Yapılan araştırmalara bakılırsa günde 2 saat açık havada vakit geçiren ve doğal güneş ışınlarına maruz kalan çocuklarda miyopik kırma kusuru daha yavaş ilerlediğini belirten Op. Dr. Altuğ, “Ayrıca dış ortamda geçirilen vakit çocukların daha fazlaca uzak aralıklara bakmaları ve gözlerini dinlendirmeleri için de fırsat sunmaktadır. Fakat güneş ışınlarından gelen ultraviyole ışınlarına bağlı uzun dönmemde gelişebilecek göz hasarı riskini azaltabilmek için şapka ve güneş gözlüğü takılmasına dikkat edilmelidir.
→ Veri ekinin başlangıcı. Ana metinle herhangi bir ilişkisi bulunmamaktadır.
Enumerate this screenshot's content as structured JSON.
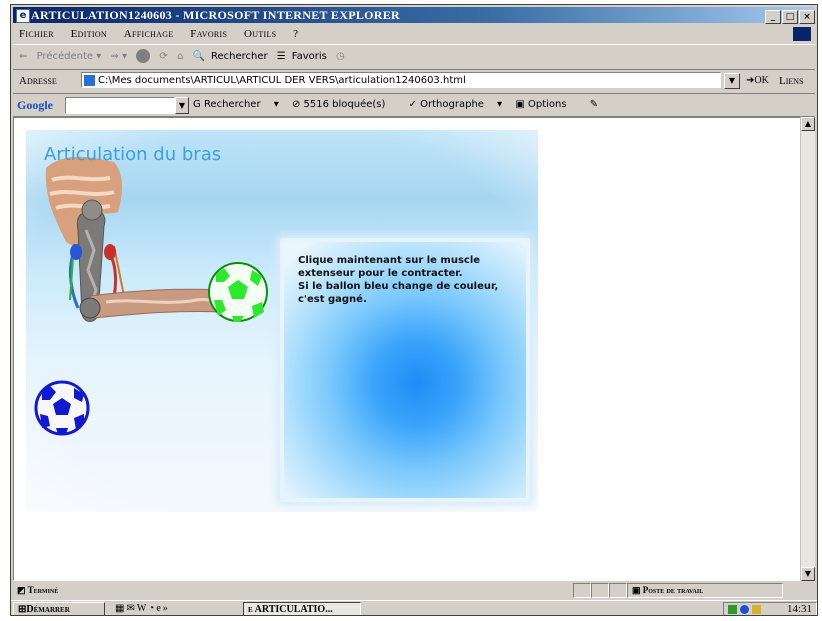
{
  "window": {
    "title": "ARTICULATION1240603 - MICROSOFT INTERNET EXPLORER",
    "buttons": [
      "_",
      "□",
      "×"
    ]
  },
  "menubar": {
    "items": [
      "Fichier",
      "Edition",
      "Affichage",
      "Favoris",
      "Outils",
      "?"
    ]
  },
  "toolbar": {
    "back": "Précédente",
    "search": "Rechercher",
    "favorites": "Favoris"
  },
  "address": {
    "label": "Adresse",
    "value": "C:\\Mes documents\\ARTICUL\\ARTICUL DER VERS\\articulation1240603.html",
    "go": "OK",
    "links": "Liens"
  },
  "google": {
    "logo": "Google",
    "search_button": "Rechercher",
    "blocked": "5516 bloquée(s)",
    "spelling": "Orthographe",
    "options": "Options"
  },
  "stage": {
    "title": "Articulation du bras",
    "instruction_lines": [
      "Clique maintenant sur le muscle",
      "extenseur pour le contracter.",
      "Si le ballon bleu change de couleur,",
      "c'est gagné."
    ]
  },
  "status": {
    "text": "Terminé",
    "zone": "Poste de travail"
  },
  "taskbar": {
    "start": "Démarrer",
    "task": "ARTICULATIO...",
    "quicklaunch_more": "»",
    "clock": "14:31"
  },
  "colors": {
    "title_bar": "#0a246a",
    "stage_title": "#3aa2d8",
    "ball_green": "#2ee82e",
    "ball_blue": "#1018d0"
  }
}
Son olarak ekran karşısında iken gözlerimizi nemli tutabilmek için şuurlu olarak sık sık göz kırpılması ve gerekli durumlarda da yapay gözyaşı damlaları kullanılması tavsiye edilmektedir” dedi.
ÇOCUKLARIN GÖZ MUAYENESİ AKSATILMAMALI
Her doğan çocuğun ömrünün birinci altıncı ayında ayrıntılı bir göz muayenesinden geçmesini öneren Op. Dr. Altuğ son olarak şunları söylemiş oldu:
“Bu sayede göz tembelliği yapabilecek birfazlaca durum ve kıymetli göz rahatsızlıkları saptanabilmektedir. Ayrıyeten her çocuk ilkokula başlamadan evvel ve daha sonrasındaki okul senelerında da en az yılda bir sefer göz muayenesi olmalıdır. Lakin belirlenmiş bir sorun yahut risk faktörü mevcut olduğu takdirde daha sık ortalarla da takip önerilebilir. Pandemi devrinde ise çocukların muayene sıklığı elimizde olmadan uzamış bulunmaktadır. Lakin pandemi önlemleri dahilinde bu denetimleri aksatmamaya çaba etmeliyiz. Aksi takdirde bu gecikmelerden dolayı biroldukça olumsuz durumla karşılaşabilmekteyiz.”